Option 2, set up with sample sheet:

  1. Sample sheets can be created using Illumina Experiment Manager 1.15 or later or using Local Run Manager. When using Illumina Experiment Manager, select MiSeq as the instrument and FASTQ Only as the application.
    • Note: Local Run Manager will automatically reverse complement the second index when performing analysis of MiniSeq and NextSeq 500/550 data. The forward (MiSeq) orientation of indexes should always be used.
  2. Select Create Run from the Local Run Manager dashboard.
  3. From the dropdown menu Select DNA Amplicon or RNA Amplicon from the Local Run Manager dashboard.
  4. Select Import Sample Sheet.
  5. Enter a Run name if the Experiment Name was not specified in the sample sheet.
  6. Follow steps 3-5 of option 1 to choose module-specific settings, the manifest, and the reference genome.
  7. Select Save Run to return to the Local Run Manager dashboard or Export Sample Sheet to save a copy of the run configuration for future use.

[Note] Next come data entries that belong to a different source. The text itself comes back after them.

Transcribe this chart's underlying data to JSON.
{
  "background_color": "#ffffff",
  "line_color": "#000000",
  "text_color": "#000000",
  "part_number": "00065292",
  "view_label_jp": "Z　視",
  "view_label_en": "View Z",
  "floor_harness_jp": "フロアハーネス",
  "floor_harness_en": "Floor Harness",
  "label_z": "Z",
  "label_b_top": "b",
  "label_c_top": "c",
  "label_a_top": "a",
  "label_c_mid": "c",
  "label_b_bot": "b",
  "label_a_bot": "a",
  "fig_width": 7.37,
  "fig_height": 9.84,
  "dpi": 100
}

The run will now appear as Ready for Sequencing. To begin the analysis:

  1. Select More Options (the three grey dots on the right of the run name) and select Import.
  2. In Import Run window, enter the path to the location of the run folder.
  3. Enter the location of the output folder where the analysis results will be saved. The output can be a local drive or a network location using the full UNC path. Mapped letter drives are not supported as network output locations.
  4. Select Import Run. The analysis will start automatically.